The numbers in this segment shake out, too: Pence received 1 percent in the informal CPAC straw poll of conservative activists, and 7 percent in a more formalized survey conducted by Trump’s pollster Tony Fabrizio, behind DeSantis. Trump himself seems entirely unworried by Pence, for now. “In my opinion, Trump doesn’t consider Pence a threat because Trump believes any nominee (if not himself) must have his blessing in order to gain Trump voters,” said the Trump advisor.
Pence may cloak himself in the sheen of a bygone America, but in one matter he is rather modern. Once upon a time, running for president really was all about trying to get the job.

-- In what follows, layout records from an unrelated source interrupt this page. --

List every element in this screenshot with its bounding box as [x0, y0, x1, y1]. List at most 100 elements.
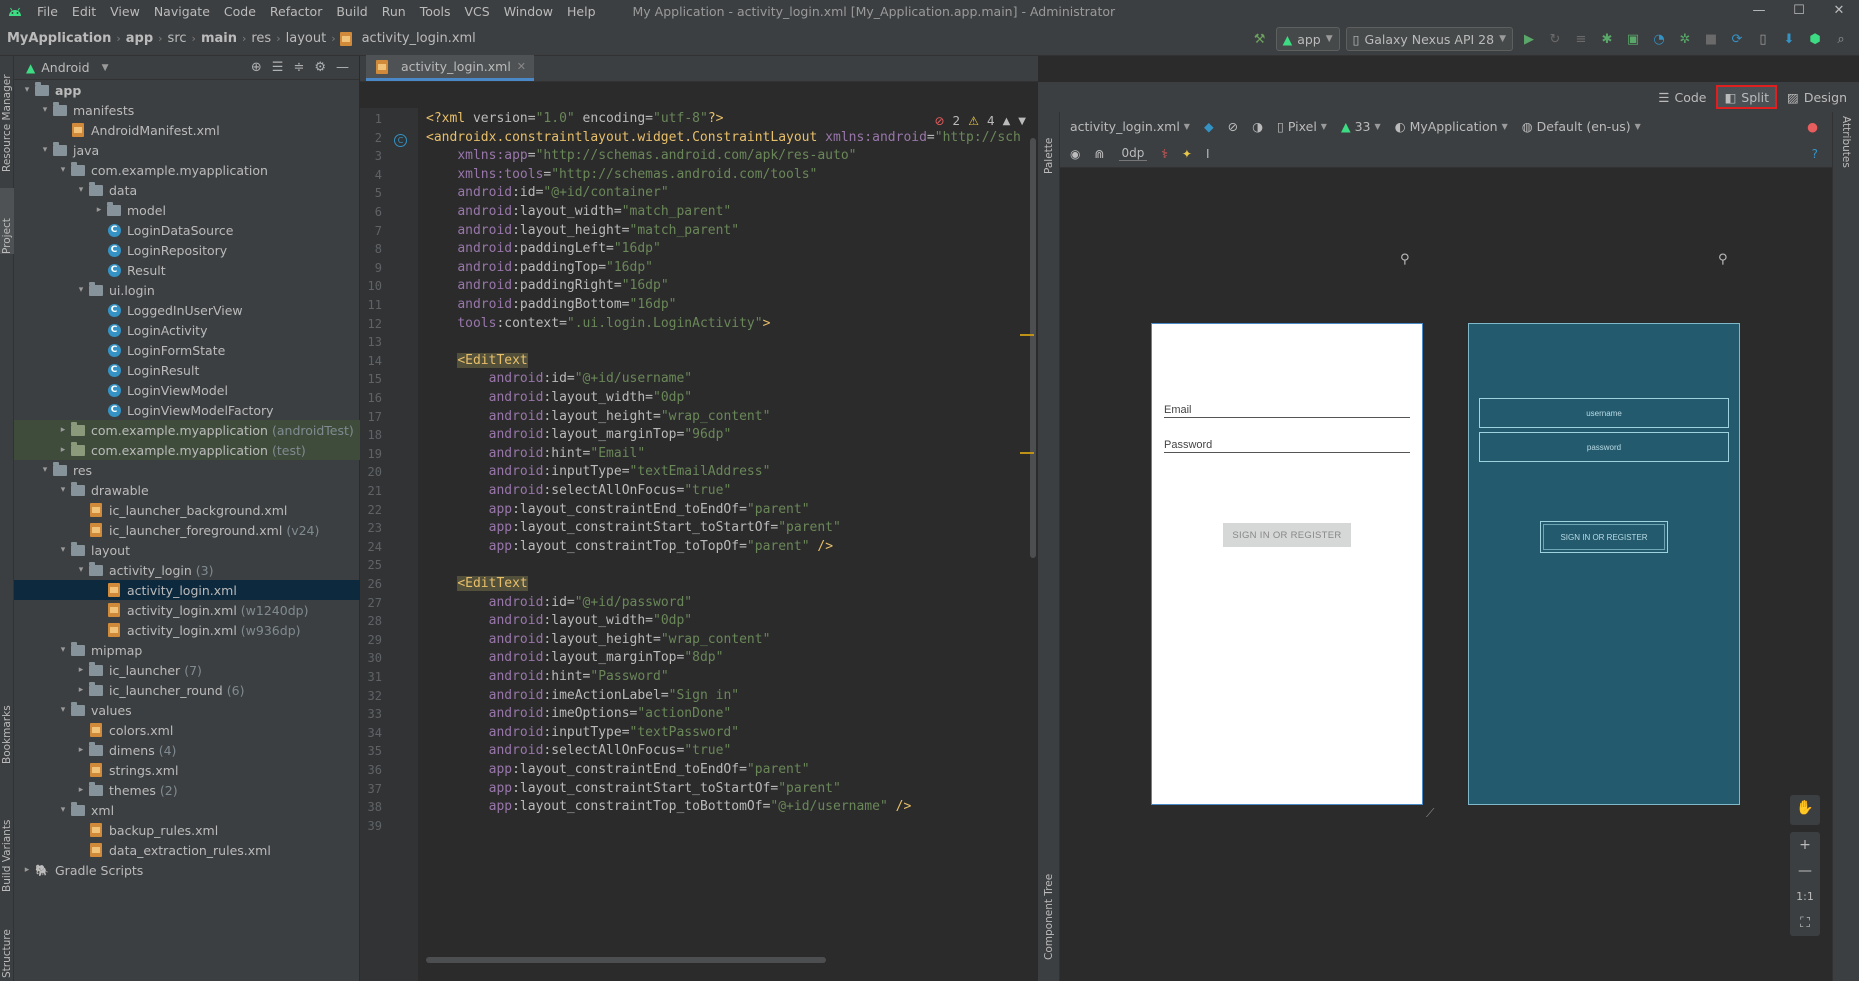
blueprint-username-field[interactable]: username	[1479, 398, 1729, 428]
tree-row[interactable]: ▾ layout	[14, 540, 360, 560]
pin-icon[interactable]: ⚲	[1718, 252, 1728, 267]
design-preview[interactable]: Email Password SIGN IN OR REGISTER	[1151, 323, 1423, 805]
tree-row[interactable]: data_extraction_rules.xml	[14, 840, 360, 860]
run-icon[interactable]: ▶	[1519, 29, 1539, 49]
email-field[interactable]: Email	[1164, 404, 1410, 418]
tree-row[interactable]: C LoginViewModel	[14, 380, 360, 400]
sync-gradle-icon[interactable]: ⟳	[1727, 29, 1747, 49]
zoom-in-button[interactable]: +	[1799, 832, 1811, 858]
chevron-right-icon[interactable]: ▸	[56, 425, 70, 435]
palette-tab[interactable]: Palette	[1042, 118, 1056, 174]
tree-row[interactable]: ▾ mipmap	[14, 640, 360, 660]
tree-row[interactable]: colors.xml	[14, 720, 360, 740]
menu-help[interactable]: Help	[560, 4, 603, 19]
menu-refactor[interactable]: Refactor	[263, 4, 329, 19]
eye-icon[interactable]: ◉	[1070, 147, 1080, 161]
warning-marker[interactable]	[1020, 334, 1034, 336]
tree-row[interactable]: C LoginResult	[14, 360, 360, 380]
chevron-up-icon[interactable]: ▲	[1003, 116, 1011, 127]
breadcrumb-module[interactable]: app	[123, 31, 156, 46]
horizontal-scrollbar[interactable]	[426, 957, 826, 963]
magnet-icon[interactable]: ⋒	[1094, 147, 1104, 161]
breadcrumb-src[interactable]: src	[165, 31, 190, 46]
breadcrumb-res[interactable]: res	[248, 31, 274, 46]
sdk-manager-icon[interactable]: ⬇	[1779, 29, 1799, 49]
resource-manager-tab[interactable]: Resource Manager	[0, 60, 14, 172]
sdk-icon[interactable]: ⬢	[1805, 29, 1825, 49]
tree-row[interactable]: C LoginFormState	[14, 340, 360, 360]
chevron-right-icon[interactable]: ▸	[92, 205, 106, 215]
menu-window[interactable]: Window	[497, 4, 560, 19]
chevron-right-icon[interactable]: ▸	[56, 445, 70, 455]
scrollbar-thumb[interactable]	[1030, 138, 1036, 558]
pin-icon[interactable]: ⚲	[1400, 252, 1410, 267]
tree-row[interactable]: ▾ drawable	[14, 480, 360, 500]
expand-all-icon[interactable]: ☰	[272, 60, 284, 75]
tree-row[interactable]: ▾ activity_login (3)	[14, 560, 360, 580]
run-config-select[interactable]: ▲ app ▼	[1275, 27, 1340, 51]
tree-row[interactable]: ▸ 🐘 Gradle Scripts	[14, 860, 360, 880]
attach-debugger-icon[interactable]: ✲	[1675, 29, 1695, 49]
tree-row[interactable]: ▾ java	[14, 140, 360, 160]
chevron-right-icon[interactable]: ▸	[74, 685, 88, 695]
orientation-icon[interactable]: ⊘	[1228, 119, 1238, 134]
stop-icon[interactable]: ■	[1701, 29, 1721, 49]
api-level-select[interactable]: ▲ 33 ▼	[1341, 119, 1381, 134]
locale-select[interactable]: ◍ Default (en-us) ▼	[1522, 119, 1641, 134]
close-window-button[interactable]: ✕	[1819, 0, 1859, 22]
tree-row[interactable]: ▾ ui.login	[14, 280, 360, 300]
default-margin-field[interactable]: 0dp	[1118, 146, 1148, 161]
code-view-button[interactable]: ☰ Code	[1652, 85, 1712, 109]
chevron-down-icon[interactable]: ▾	[38, 465, 52, 475]
error-icon[interactable]: ●	[1807, 119, 1818, 134]
chevron-down-icon[interactable]: ▾	[74, 565, 88, 575]
tree-row[interactable]: ic_launcher_foreground.xml (v24)	[14, 520, 360, 540]
device-manager-icon[interactable]: ▯	[1753, 29, 1773, 49]
coverage-icon[interactable]: ▣	[1623, 29, 1643, 49]
tree-row[interactable]: C LoggedInUserView	[14, 300, 360, 320]
apply-changes-icon[interactable]: ≡	[1571, 29, 1591, 49]
menu-tools[interactable]: Tools	[413, 4, 458, 19]
tree-row[interactable]: ▸ dimens (4)	[14, 740, 360, 760]
layers-icon[interactable]: ◆	[1204, 119, 1214, 134]
maximize-button[interactable]: ☐	[1779, 0, 1819, 22]
zoom-to-fit-icon[interactable]: ⛶	[1800, 910, 1810, 936]
tree-row[interactable]: strings.xml	[14, 760, 360, 780]
chevron-down-icon[interactable]: ▾	[56, 485, 70, 495]
password-field[interactable]: Password	[1164, 439, 1410, 453]
menu-build[interactable]: Build	[329, 4, 374, 19]
hand-icon[interactable]: ✋	[1796, 795, 1813, 821]
chevron-down-icon[interactable]: ▼	[102, 63, 109, 73]
tree-row[interactable]: C LoginRepository	[14, 240, 360, 260]
hammer-icon[interactable]: ⚒	[1250, 29, 1270, 49]
chevron-down-icon[interactable]: ▾	[38, 145, 52, 155]
device-preview-select[interactable]: ▯ Pixel ▼	[1277, 119, 1327, 134]
sign-in-button[interactable]: SIGN IN OR REGISTER	[1223, 523, 1351, 547]
chevron-down-icon[interactable]: ▾	[20, 85, 34, 95]
breadcrumb-file[interactable]: activity_login.xml	[359, 31, 479, 46]
collapse-all-icon[interactable]: ≑	[293, 60, 304, 75]
tree-row[interactable]: ic_launcher_background.xml	[14, 500, 360, 520]
menu-vcs[interactable]: VCS	[458, 4, 497, 19]
tree-row[interactable]: ▾ xml	[14, 800, 360, 820]
tree-row[interactable]: ▸ ic_launcher (7)	[14, 660, 360, 680]
chevron-down-icon[interactable]: ▾	[56, 545, 70, 555]
chevron-right-icon[interactable]: ▸	[74, 665, 88, 675]
menu-navigate[interactable]: Navigate	[147, 4, 217, 19]
minimize-button[interactable]: —	[1739, 0, 1779, 22]
warning-marker[interactable]	[1020, 452, 1034, 454]
night-mode-icon[interactable]: ◑	[1252, 119, 1263, 134]
bookmarks-tab[interactable]: Bookmarks	[0, 692, 14, 764]
tree-row[interactable]: activity_login.xml (w936dp)	[14, 620, 360, 640]
tree-row[interactable]: C Result	[14, 260, 360, 280]
chevron-right-icon[interactable]: ▸	[74, 745, 88, 755]
code-area[interactable]: <?xml version="1.0" encoding="utf-8"?> <a…	[426, 108, 1026, 981]
help-icon[interactable]: ?	[1812, 147, 1818, 161]
chevron-right-icon[interactable]: ▸	[20, 865, 34, 875]
infer-constraints-icon[interactable]: ✦	[1182, 147, 1192, 161]
tree-row[interactable]: C LoginActivity	[14, 320, 360, 340]
attributes-tab[interactable]: Attributes	[1839, 116, 1853, 196]
menu-view[interactable]: View	[103, 4, 147, 19]
breadcrumb-main[interactable]: main	[198, 31, 240, 46]
component-tree-tab[interactable]: Component Tree	[1042, 842, 1056, 960]
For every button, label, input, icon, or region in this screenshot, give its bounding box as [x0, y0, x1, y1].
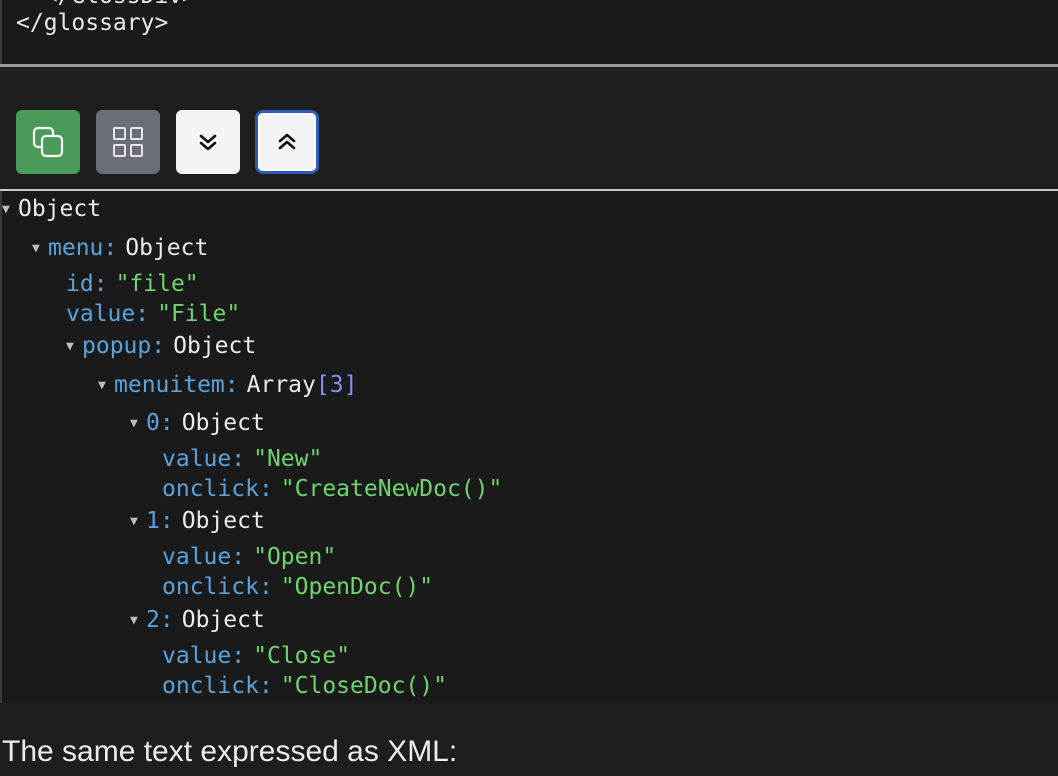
tree-leaf-value: value: "File": [66, 301, 241, 327]
expand-all-button[interactable]: [176, 110, 240, 174]
xml-code-block: </GlossDiv> </glossary>: [0, 0, 1058, 64]
view-toggle-button[interactable]: [96, 110, 160, 174]
caret-down-icon[interactable]: ▼: [130, 410, 146, 438]
caret-down-icon[interactable]: ▼: [98, 372, 114, 400]
tree-node-popup[interactable]: ▼ popup: Object: [66, 332, 256, 361]
caret-down-icon[interactable]: ▼: [32, 235, 48, 263]
chevrons-down-icon: [199, 134, 217, 151]
json-viewer-toolbar: [0, 67, 1058, 189]
tree-leaf-item-0-value: value: "New": [162, 446, 323, 472]
tree-node-item-2[interactable]: ▼ 2: Object: [130, 606, 265, 635]
collapse-all-button[interactable]: [255, 110, 319, 174]
json-tree: ▼ Object ▼ menu: Object id: "file" value: "Fi…: [0, 191, 1058, 703]
code-line: </GlossDiv>: [16, 0, 196, 9]
tree-node-item-1[interactable]: ▼ 1: Object: [130, 507, 265, 536]
caret-down-icon[interactable]: ▼: [2, 196, 18, 224]
chevrons-up-icon: [278, 133, 296, 150]
caret-down-icon[interactable]: ▼: [130, 508, 146, 536]
content-section: The same text expressed as XML:: [0, 703, 1058, 776]
tree-leaf-item-1-value: value: "Open": [162, 544, 337, 570]
tree-leaf-item-1-onclick: onclick: "OpenDoc()": [162, 574, 434, 600]
tree-leaf-item-2-value: value: "Close": [162, 643, 351, 669]
tree-node-menuitem[interactable]: ▼ menuitem: Array[3]: [98, 371, 357, 400]
grid-icon: [113, 127, 143, 157]
caret-down-icon[interactable]: ▼: [66, 333, 82, 361]
tree-leaf-id: id: "file": [66, 271, 199, 297]
tree-leaf-item-2-onclick: onclick: "CloseDoc()": [162, 673, 447, 699]
section-intro-text: The same text expressed as XML:: [2, 735, 458, 768]
tree-node-root[interactable]: ▼ Object: [2, 195, 101, 224]
code-line: </glossary>: [16, 10, 169, 36]
copy-icon: [32, 126, 64, 158]
tree-leaf-item-0-onclick: onclick: "CreateNewDoc()": [162, 476, 503, 502]
copy-button[interactable]: [16, 110, 80, 174]
tree-node-item-0[interactable]: ▼ 0: Object: [130, 409, 265, 438]
tree-node-menu[interactable]: ▼ menu: Object: [32, 234, 208, 263]
caret-down-icon[interactable]: ▼: [130, 607, 146, 635]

In the last generation, as politics grew more cynical and social media opened new financial horizons, many appeared to run for president in order to open up economic opportunities. So, sure, Pence may genuinely want to be president, but he also likely knows that “exploring” the possibility is his surest ticket to fortune, and he is certainly more ambitious than just marauding along the sidelines.
Can Pence have it both ways? It may come down to resuming a part he understands well. As the Trump advisor put it best: “Constitutional conservatives play a big role in the party these days … as long as they are sufficiently pro-Trump.”